Words By: Curatorial Department

 

The venerable lowrider Gypsy Rose checks all the boxes for automotive enthusiasts- it’s beautiful, historic, wonderfully unique, and now, legendary. In April 2017, Gypsy Rose was inducted into the Historic Vehicle Association’s National Historic Vehicle Register, an honor reserved only for the most iconic vehicles. How did Gypsy Rose go from cruising Whittier Boulevard to a display on the National Mall? As with many lowrider cars, the story of the car is inextricably linked with the story of its creator, Jesse Valadez (1946-2011). Mike Rivera, former president of Imperials Car Club, recalls that “Jesse was the godfather of lowriding. Even without the Rose, [everyone] knew who he was.”

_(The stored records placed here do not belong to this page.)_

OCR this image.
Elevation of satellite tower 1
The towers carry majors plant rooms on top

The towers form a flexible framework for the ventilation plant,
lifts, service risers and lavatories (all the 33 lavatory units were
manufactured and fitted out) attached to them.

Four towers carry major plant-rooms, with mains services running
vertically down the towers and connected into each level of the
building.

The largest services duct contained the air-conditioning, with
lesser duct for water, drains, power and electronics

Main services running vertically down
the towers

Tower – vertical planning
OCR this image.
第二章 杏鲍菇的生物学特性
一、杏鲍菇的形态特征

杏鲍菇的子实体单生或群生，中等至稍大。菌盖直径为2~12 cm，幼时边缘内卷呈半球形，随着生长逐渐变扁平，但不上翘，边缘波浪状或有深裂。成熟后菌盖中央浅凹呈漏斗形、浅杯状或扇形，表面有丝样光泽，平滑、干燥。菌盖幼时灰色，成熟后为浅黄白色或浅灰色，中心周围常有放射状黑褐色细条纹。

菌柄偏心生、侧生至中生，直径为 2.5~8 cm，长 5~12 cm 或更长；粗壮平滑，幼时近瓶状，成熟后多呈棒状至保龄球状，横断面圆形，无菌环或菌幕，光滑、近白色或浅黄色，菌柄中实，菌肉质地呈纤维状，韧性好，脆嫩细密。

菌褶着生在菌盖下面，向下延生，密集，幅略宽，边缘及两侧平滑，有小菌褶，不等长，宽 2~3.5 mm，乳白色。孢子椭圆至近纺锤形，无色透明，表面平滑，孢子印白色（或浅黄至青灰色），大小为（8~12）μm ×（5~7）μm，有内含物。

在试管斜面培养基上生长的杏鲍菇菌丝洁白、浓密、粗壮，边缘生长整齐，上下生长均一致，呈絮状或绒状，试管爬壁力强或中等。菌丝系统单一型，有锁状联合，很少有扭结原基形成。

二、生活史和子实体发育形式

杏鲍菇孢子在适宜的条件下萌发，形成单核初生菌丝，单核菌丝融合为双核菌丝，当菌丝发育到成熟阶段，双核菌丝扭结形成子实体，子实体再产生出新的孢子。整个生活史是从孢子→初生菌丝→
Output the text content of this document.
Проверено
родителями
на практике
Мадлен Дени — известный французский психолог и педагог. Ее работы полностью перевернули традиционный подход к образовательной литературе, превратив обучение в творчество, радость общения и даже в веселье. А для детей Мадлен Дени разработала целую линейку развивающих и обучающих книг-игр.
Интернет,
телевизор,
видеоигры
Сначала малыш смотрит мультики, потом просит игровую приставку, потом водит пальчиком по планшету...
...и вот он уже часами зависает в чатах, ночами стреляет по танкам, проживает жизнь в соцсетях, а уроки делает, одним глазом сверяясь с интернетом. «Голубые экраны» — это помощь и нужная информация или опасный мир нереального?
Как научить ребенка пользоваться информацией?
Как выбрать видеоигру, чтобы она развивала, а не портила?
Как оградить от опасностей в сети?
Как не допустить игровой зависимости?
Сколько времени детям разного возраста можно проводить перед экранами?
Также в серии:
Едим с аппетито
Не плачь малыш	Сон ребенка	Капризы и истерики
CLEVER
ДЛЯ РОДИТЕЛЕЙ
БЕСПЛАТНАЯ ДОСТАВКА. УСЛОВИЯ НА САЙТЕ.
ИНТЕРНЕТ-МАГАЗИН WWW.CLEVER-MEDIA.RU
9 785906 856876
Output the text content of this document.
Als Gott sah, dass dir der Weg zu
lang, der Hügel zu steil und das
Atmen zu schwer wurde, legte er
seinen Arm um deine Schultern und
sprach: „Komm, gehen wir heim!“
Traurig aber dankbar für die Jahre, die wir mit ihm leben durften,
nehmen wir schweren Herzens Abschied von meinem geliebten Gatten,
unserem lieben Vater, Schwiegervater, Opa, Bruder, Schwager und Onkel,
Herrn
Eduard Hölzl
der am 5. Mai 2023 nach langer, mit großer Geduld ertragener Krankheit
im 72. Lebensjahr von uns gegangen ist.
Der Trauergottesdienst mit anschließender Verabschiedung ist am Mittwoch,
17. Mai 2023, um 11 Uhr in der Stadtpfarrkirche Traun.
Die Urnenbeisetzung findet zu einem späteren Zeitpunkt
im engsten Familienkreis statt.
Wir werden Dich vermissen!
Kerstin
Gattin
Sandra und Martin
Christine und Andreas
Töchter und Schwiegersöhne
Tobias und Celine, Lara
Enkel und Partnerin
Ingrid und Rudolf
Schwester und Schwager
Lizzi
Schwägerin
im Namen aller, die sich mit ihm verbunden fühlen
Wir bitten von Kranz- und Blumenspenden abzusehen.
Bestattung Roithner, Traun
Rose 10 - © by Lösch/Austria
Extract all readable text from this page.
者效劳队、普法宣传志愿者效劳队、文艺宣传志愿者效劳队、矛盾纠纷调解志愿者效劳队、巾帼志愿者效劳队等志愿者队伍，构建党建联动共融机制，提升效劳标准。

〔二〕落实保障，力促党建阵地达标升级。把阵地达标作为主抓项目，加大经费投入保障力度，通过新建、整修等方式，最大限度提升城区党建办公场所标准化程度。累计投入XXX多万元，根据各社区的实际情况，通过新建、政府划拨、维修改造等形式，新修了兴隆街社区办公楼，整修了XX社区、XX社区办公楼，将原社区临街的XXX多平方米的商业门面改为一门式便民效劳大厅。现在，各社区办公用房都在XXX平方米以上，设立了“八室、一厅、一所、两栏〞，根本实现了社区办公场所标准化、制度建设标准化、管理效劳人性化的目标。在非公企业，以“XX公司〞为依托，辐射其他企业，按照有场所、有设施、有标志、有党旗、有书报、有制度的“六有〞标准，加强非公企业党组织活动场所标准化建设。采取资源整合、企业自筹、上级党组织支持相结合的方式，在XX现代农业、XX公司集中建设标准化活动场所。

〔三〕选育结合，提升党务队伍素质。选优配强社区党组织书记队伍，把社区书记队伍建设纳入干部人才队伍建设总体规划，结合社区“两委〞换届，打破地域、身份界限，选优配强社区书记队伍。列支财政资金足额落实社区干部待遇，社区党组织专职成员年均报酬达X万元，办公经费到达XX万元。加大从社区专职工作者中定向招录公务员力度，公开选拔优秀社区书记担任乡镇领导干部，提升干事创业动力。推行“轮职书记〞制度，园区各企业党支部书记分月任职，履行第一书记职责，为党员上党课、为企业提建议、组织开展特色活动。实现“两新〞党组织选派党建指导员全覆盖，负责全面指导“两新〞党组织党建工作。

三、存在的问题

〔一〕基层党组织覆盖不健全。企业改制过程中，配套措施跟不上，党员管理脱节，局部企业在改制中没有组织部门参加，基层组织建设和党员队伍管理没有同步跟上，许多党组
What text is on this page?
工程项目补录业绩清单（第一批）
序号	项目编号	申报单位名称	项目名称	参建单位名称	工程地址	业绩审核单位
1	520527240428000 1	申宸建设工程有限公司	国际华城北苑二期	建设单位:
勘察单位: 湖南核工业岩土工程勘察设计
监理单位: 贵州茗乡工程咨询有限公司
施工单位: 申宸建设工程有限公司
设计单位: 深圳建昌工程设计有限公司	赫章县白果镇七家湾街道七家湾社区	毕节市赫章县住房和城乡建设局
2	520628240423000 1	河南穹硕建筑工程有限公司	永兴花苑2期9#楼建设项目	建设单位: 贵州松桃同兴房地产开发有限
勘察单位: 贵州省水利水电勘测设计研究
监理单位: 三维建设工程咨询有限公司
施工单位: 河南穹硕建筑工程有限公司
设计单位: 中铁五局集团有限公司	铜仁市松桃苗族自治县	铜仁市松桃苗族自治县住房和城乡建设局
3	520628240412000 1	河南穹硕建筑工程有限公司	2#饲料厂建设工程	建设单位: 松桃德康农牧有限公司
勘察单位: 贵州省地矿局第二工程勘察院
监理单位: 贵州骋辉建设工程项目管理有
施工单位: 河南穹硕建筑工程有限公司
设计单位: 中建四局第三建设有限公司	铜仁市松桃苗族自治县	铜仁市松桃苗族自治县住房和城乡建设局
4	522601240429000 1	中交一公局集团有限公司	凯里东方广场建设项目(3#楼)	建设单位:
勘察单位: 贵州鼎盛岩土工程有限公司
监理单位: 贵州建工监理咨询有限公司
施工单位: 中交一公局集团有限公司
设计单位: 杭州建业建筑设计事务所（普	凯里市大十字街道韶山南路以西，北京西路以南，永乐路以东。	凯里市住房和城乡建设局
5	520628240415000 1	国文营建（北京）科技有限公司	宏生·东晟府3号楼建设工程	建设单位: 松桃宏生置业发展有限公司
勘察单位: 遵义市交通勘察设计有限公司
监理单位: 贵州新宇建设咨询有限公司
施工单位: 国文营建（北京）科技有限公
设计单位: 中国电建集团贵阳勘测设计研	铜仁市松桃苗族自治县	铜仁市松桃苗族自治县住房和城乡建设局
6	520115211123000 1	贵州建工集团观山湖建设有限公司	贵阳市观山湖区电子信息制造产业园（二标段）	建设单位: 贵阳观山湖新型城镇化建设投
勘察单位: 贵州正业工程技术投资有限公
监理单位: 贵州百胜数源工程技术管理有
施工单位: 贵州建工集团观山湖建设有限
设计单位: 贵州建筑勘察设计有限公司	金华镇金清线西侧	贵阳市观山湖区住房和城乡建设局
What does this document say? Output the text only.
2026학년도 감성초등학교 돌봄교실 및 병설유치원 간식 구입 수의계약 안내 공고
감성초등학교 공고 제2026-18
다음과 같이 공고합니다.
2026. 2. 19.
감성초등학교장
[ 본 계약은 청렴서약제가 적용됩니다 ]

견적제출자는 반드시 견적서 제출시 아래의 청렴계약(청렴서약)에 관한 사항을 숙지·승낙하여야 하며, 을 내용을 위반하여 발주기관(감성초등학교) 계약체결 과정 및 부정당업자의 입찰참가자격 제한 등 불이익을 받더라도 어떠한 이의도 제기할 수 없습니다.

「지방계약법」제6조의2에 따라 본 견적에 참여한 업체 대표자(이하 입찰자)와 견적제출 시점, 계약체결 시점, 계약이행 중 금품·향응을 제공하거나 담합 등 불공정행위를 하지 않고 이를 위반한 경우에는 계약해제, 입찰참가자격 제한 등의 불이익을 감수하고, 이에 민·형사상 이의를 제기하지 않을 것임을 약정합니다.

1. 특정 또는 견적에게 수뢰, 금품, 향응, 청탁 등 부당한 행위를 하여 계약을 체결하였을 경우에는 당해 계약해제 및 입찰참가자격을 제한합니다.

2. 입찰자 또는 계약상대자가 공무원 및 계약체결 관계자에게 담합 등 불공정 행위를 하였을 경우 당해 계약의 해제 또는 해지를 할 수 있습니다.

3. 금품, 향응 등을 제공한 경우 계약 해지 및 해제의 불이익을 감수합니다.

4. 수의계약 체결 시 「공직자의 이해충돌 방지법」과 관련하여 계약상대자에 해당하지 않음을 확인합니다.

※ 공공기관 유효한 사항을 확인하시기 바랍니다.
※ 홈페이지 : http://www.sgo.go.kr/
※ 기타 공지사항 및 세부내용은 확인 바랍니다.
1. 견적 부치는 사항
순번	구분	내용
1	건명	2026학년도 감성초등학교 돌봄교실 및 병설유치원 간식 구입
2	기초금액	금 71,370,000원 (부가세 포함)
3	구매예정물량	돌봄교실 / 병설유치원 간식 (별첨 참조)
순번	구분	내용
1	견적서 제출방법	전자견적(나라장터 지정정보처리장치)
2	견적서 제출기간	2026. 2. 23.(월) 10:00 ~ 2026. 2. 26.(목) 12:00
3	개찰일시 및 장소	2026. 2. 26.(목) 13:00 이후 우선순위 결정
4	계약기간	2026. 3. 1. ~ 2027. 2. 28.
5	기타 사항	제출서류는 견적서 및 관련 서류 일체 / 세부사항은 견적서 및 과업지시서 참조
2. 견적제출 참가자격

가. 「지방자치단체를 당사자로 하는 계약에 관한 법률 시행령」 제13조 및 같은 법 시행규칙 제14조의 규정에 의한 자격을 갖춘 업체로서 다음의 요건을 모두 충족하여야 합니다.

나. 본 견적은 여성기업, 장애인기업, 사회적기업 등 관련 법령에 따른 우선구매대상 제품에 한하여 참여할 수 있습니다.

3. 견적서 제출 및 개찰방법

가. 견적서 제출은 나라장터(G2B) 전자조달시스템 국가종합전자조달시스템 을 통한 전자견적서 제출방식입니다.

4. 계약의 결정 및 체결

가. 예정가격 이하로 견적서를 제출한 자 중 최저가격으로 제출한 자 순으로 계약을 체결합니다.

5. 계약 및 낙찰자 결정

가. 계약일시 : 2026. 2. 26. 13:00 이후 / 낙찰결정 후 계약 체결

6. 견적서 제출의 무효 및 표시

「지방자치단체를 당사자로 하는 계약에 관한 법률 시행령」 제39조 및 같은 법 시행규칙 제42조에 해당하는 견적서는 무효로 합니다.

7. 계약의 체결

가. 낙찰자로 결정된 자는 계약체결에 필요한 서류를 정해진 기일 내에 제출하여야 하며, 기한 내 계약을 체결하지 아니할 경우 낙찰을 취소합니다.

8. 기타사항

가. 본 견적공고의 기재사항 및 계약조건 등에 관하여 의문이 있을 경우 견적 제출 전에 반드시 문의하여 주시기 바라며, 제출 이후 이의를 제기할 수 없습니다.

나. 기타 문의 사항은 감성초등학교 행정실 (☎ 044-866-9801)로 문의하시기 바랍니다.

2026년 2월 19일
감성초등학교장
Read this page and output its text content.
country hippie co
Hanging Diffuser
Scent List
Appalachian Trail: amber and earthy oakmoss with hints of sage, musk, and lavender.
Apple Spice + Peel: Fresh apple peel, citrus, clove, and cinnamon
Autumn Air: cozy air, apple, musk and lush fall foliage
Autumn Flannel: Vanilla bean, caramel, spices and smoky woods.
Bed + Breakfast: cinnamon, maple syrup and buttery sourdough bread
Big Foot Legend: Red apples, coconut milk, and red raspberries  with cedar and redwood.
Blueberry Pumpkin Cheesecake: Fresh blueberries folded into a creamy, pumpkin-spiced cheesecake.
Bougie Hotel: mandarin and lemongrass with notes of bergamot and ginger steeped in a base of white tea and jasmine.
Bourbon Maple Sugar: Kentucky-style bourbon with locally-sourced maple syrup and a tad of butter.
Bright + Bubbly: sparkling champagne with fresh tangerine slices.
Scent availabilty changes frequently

Jesse Valadez was born in Mexico but grew up in East Los Angeles, where he became a founding member of the renowned Imperials Car Club in 1965. This era is considered by many to be the heydey of lowriding, where lowrider communities met on the boulevards of East Los Angeles with ever more amazing car customizations. Valadez was said to take these customizations to another level, with his incredibly detailed paint jobs, upholstery, and overall artistic vision. At first, the sumptuous aesthetic appealed to few. According to Lowrider Magazine, “the detail, craftsmanship and vision were there, but the minds of fellow lowriders weren’t up to pace.” Years of appearances in Los Angeles’ lowrider scene culminated in Gypsy Rose’s national exposure on “Chico and the Man” (1974) and “Boulevard Nights” (1979), the look of the car became part of the lowrider artistic canon.  

This Gypsy Rose is actually the second one. The first, named after the burlesque dancer, was unfortunately destroyed. It was already so well-loved, that Valadez recreated it in 1974. Gypsy Rose is adorned with approximately 150 hand-painted roses, and the interior features pink crushed velvet upholstery, chandeliers, and a cocktail bar. As Lowrider Magazine writes, “Gypsy Rose serves as a memento of heritage, culture, and a lifestyle that was born out of Los Angeles.”  The Petersen is fortunate to have hosted the legend in two of our lowrider exhibits.